Jordan held the inaugural MBJam fundraising event in 2017 and has since raised thousands of dollars in partnership with Lupus LA to raise awareness and support research for a cure. On Saturday at the Hollywood Dave & Buster’s, Jordan and his mother, Donna, who lives with the disease, Nick Cannon and Toni Braxton joined more than 250 lupus patients and their families for an afternoon of games and fun.

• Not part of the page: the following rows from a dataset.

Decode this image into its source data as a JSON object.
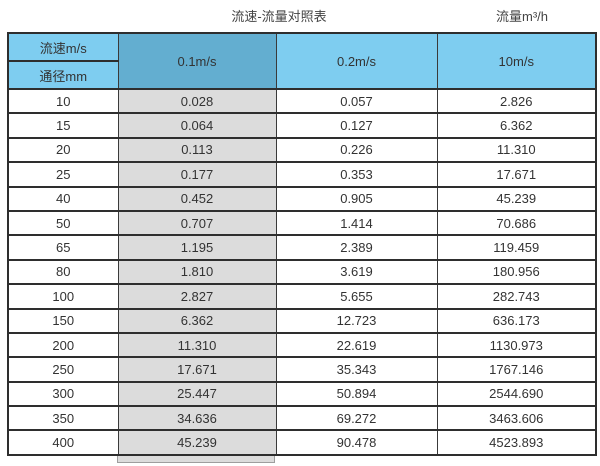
{
  "page": {
    "title": "流速-流量对照表",
    "unit_label": "流量m³/h"
  },
  "table": {
    "corner_top": "流速m/s",
    "corner_bottom": "通径mm",
    "velocity_columns": [
      "0.1m/s",
      "0.2m/s",
      "10m/s"
    ]
  },
  "colors": {
    "header_blue": "#7ecdf0",
    "highlight_column_blue": "#63aed0",
    "highlight_column_gray": "#dcdcdc",
    "border": "#2e2e2e"
  },
  "chart_data": {
    "type": "table",
    "title": "流速-流量对照表",
    "unit": "流量m³/h",
    "columns": [
      "通径mm",
      "0.1m/s",
      "0.2m/s",
      "10m/s"
    ],
    "highlighted_column": "0.1m/s",
    "rows": [
      [
        "10",
        "0.028",
        "0.057",
        "2.826"
      ],
      [
        "15",
        "0.064",
        "0.127",
        "6.362"
      ],
      [
        "20",
        "0.113",
        "0.226",
        "11.310"
      ],
      [
        "25",
        "0.177",
        "0.353",
        "17.671"
      ],
      [
        "40",
        "0.452",
        "0.905",
        "45.239"
      ],
      [
        "50",
        "0.707",
        "1.414",
        "70.686"
      ],
      [
        "65",
        "1.195",
        "2.389",
        "119.459"
      ],
      [
        "80",
        "1.810",
        "3.619",
        "180.956"
      ],
      [
        "100",
        "2.827",
        "5.655",
        "282.743"
      ],
      [
        "150",
        "6.362",
        "12.723",
        "636.173"
      ],
      [
        "200",
        "11.310",
        "22.619",
        "1130.973"
      ],
      [
        "250",
        "17.671",
        "35.343",
        "1767.146"
      ],
      [
        "300",
        "25.447",
        "50.894",
        "2544.690"
      ],
      [
        "350",
        "34.636",
        "69.272",
        "3463.606"
      ],
      [
        "400",
        "45.239",
        "90.478",
        "4523.893"
      ]
    ]
  }
}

Cannon, who emceed the event, spoke about his lupus diagnosis in 2012 and the importance of building a community of others both directly and indirectly affected by the disease. He told attendees that after he’d gone through inconclusive sessions with doctors, Braxton reached out to him and shared her experience.
“Someone was there who understood what I was beginning to go through…someone who had been on that journey of lupus and who knew about the ups and downs,” he said of Braxton.
Two years after his diagnosis, Cannon said he connected with Jordan, who said he remembered being scared and nervous when seeing what his mother was going through.
Building a community of people who understand the impact of lupus is crucial to bringing about change and awareness, Jordan said. He said he also believes that stars like himself have a duty to use their platforms to get the word out. “It’s a collective group, its a group effort,” he explained. “If I have an army of people that’s able to get that word out there, then I think we’ll start seeing more progress.”
Shameless‘s Scott Campbell said that so many people are affected by lupus whether or not they know it. But when lupus patients see Hollywood figures advocating for lupus awareness and teaming up with organizations like Lupus LA, they’re reminded they’re not alone. Campbell, who had lost a friend to the disease, said that when they see television and movie stars supporting their cause, they feel seen.
“Through all the movies and the television…a friend or a loved one affected by lupus can say that they have a place to go,” he told THR.
Though collaboration and community are integral to spreading the word about lupus, it was all about competition when Jordan, Braxton and Cannon went head to head for a basketball game, with Jordan taking the win each time.